TORONTO (Reuters) – Canada Pension Plan Investment Board, one of the world’s largest private equity investors, may boost its exposure to emerging markets this year, a leading CPPIB executive said.
In the past year CPPIB participated in C$7 billion ($6.66 billion) of new transactions – with 37 new investments in private assets – as it took advantage of an investment horizon and scale that is several times larger than many private equity funds.
As CPPIB looks at fiscal 2011, which began last month, it will likely invest more in emerging market funds, especially in fast-growing Asian economies.
“We will continue to be probably among the largest investors in the world in third party funds,” said Mark Wiseman, CPPIB’s executive vice-president for investments, in an interview ahead of the annual Canadian Venture Capital and Private Equity Association (CVCA) conference in Ottawa.
“If I were going to take a guess to how that breaks down geographically, I would suspect you’ll see more activity in emerging markets for us,” Wiseman said, “primarily more in Asia, meaning China and Korea, and in India.”
CPPIB, which has some C$127 billion in assets under management, invests in about 155 funds around the world, with a little more than 50 of them considered to be core.
For Wiseman, that is a reflection of CPPIB’s view that diversification is the enemy when it comes to investment in third party funds, because it dilutes the yield of top peformers.

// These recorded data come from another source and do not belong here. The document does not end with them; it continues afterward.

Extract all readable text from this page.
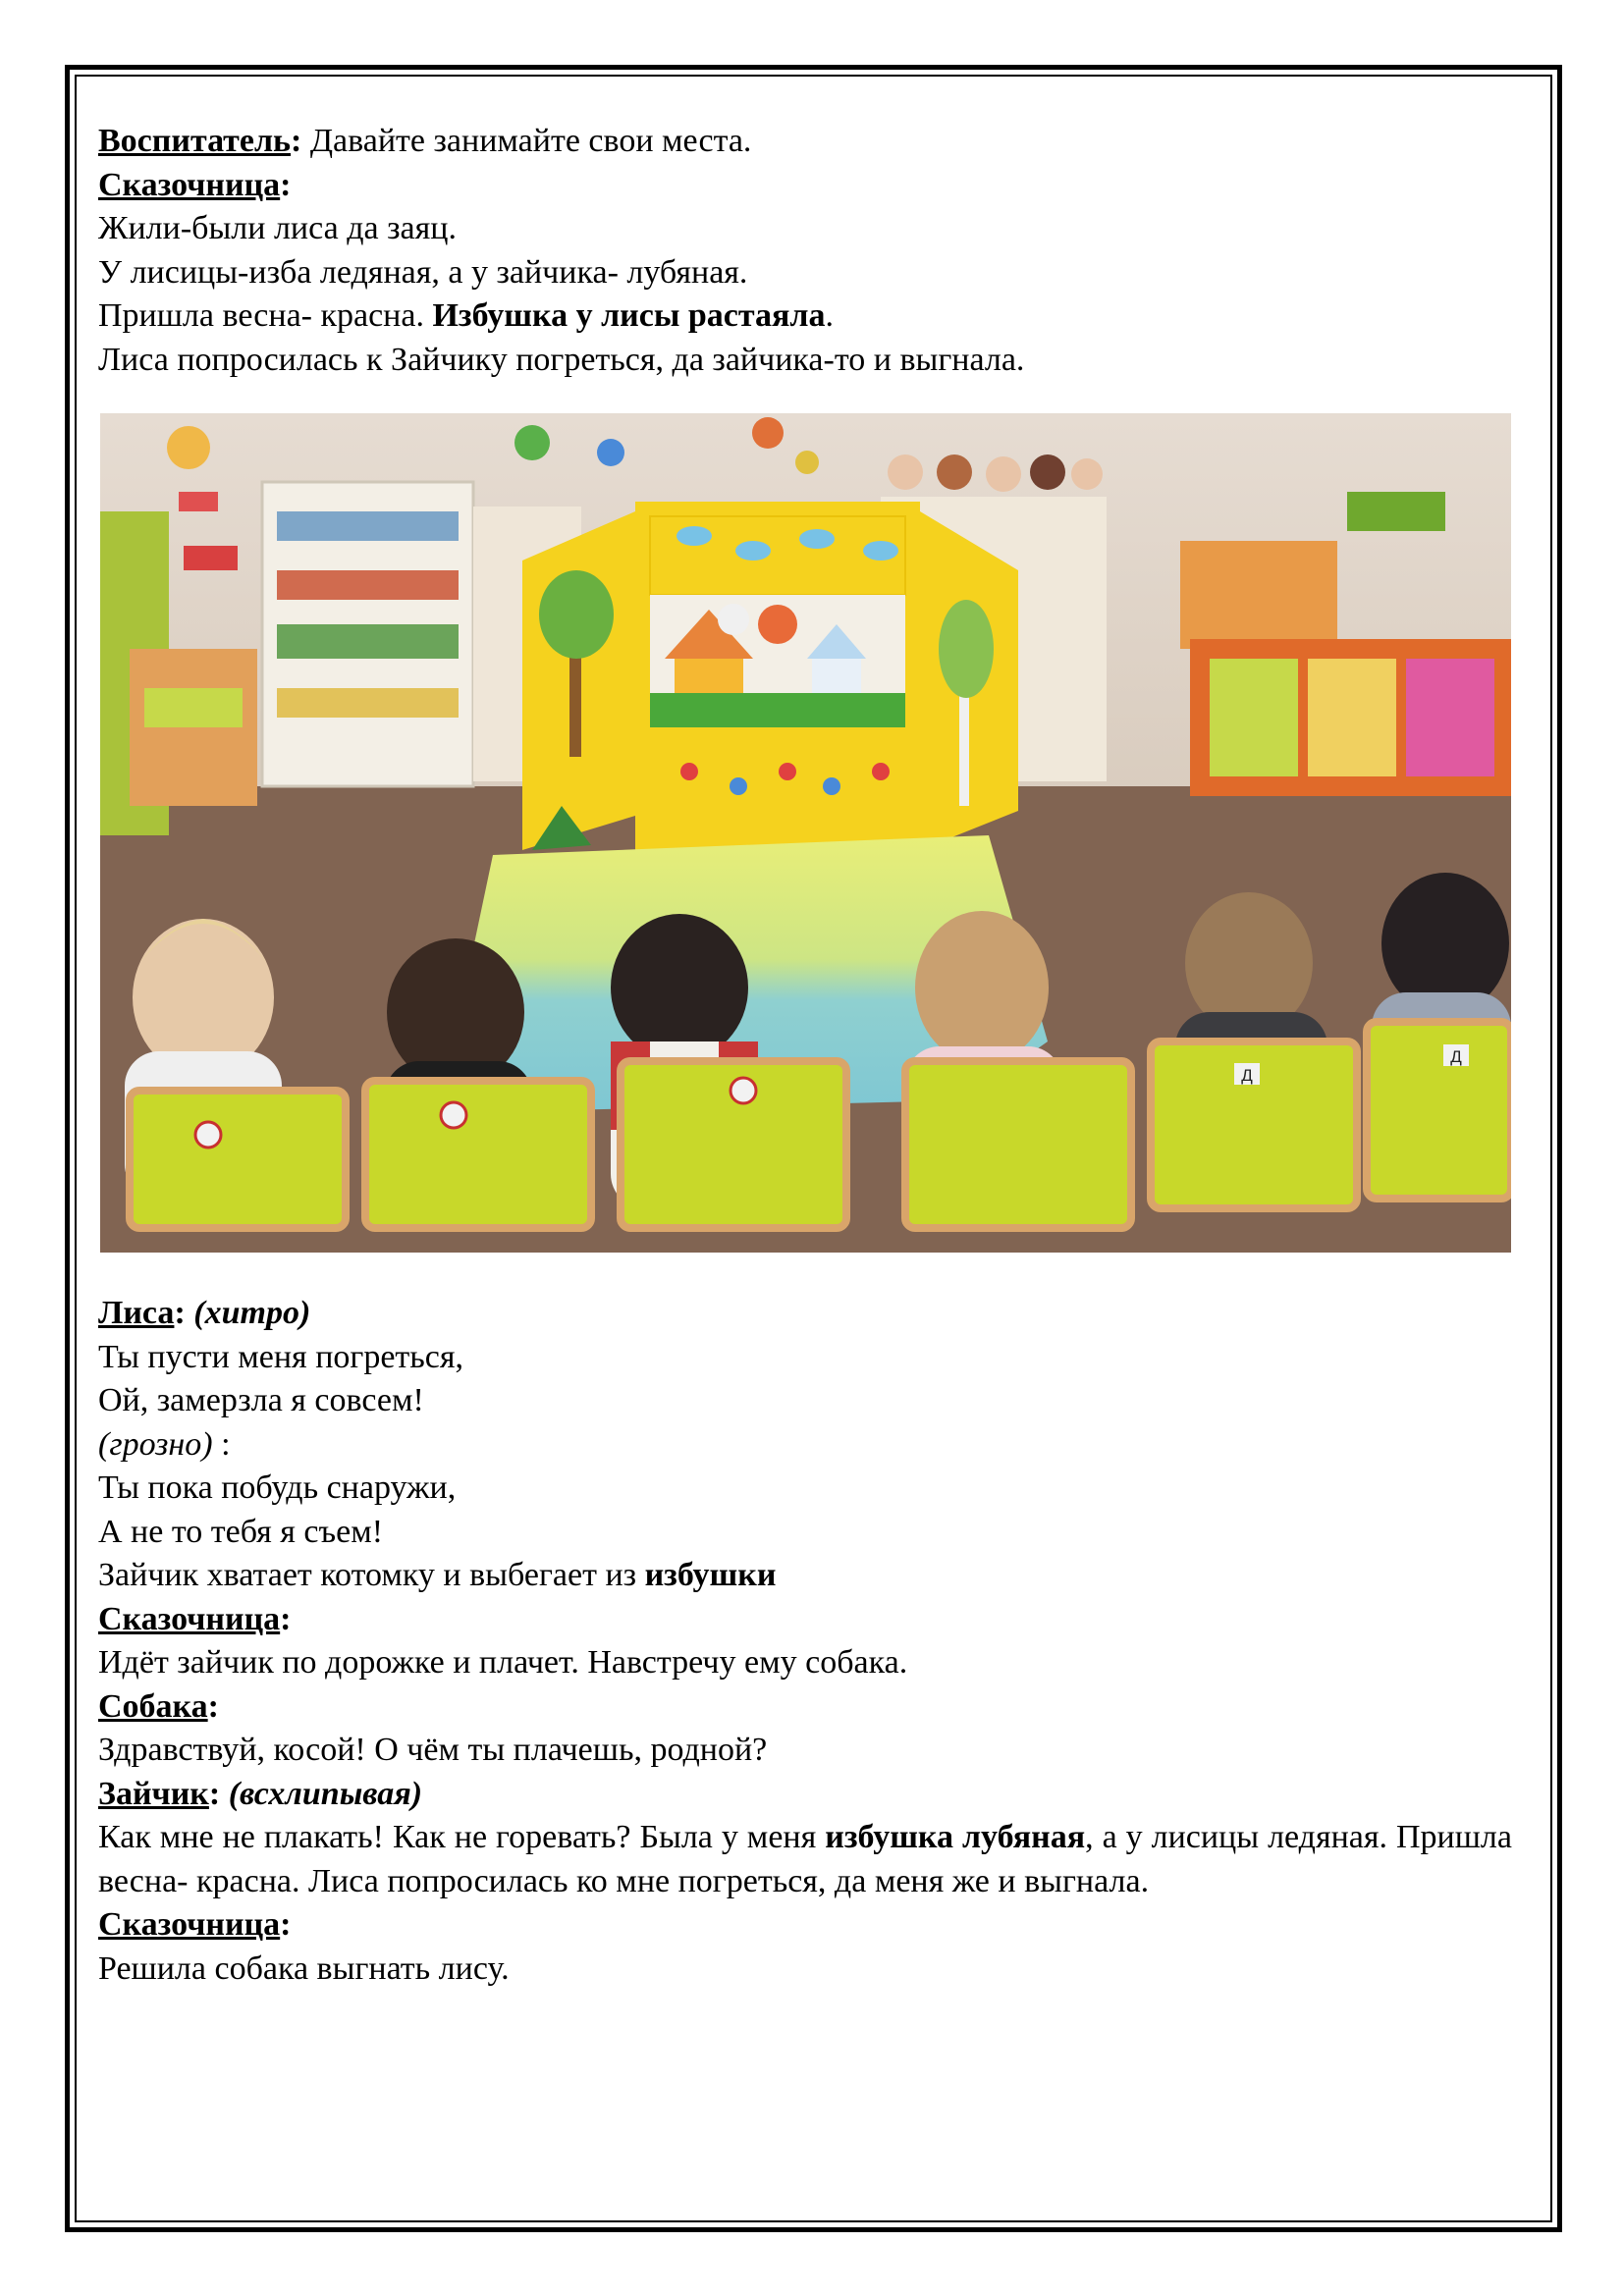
Воспитатель: Давайте занимайте свои места.
Сказочница:
Жили-были лиса да заяц.
У лисицы-изба ледяная, а у зайчика- лубяная.
Пришла весна- красна. Избушка у лисы растаяла.
Лиса попросилась к Зайчику погреться, да зайчика-то и выгнала.
Д
Д
Лиса: (хитро)
Ты пусти меня погреться,
Ой, замерзла я совсем!
(грозно) :
Ты пока побудь снаружи,
А не то тебя я съем!
Зайчик хватает котомку и выбегает из избушки
Сказочница:
Идёт зайчик по дорожке и плачет. Навстречу ему собака.
Собака:
Здравствуй, косой! О чём ты плачешь, родной?
Зайчик: (всхлипывая)
Как мне не плакать! Как не горевать? Была у меня избушка лубяная, а у лисицы ледяная. Пришла весна- красна. Лиса попросилась ко мне погреться, да меня же и выгнала.
Сказочница:
Решила собака выгнать лису.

Put differently, buying into more funds increases the chances of picking a poor performer.
CPPIB also invests directly in certain companies alongside the private equity firms it is involved with.
The strategy allowed it to be involved in three of the top five global private equity deals of 2009, including the largest leveraged buyout of the year — the $4 billion acquisition by CPPIB and U.S. private equity firm TPG [TPG.UL] of IMS Health Inc RX.N, a prescription drug sales data provider.
Wiseman does not expect to repeat that record in fiscal 2011, which began April 1, in part because the fund will see more competition from other private equity funds that have begun to strengthen again as the global economic crisis wanes.
“My best guess is that in 2010, the pie will actually grow, but the portion of the pie we will actually capture will shrink.”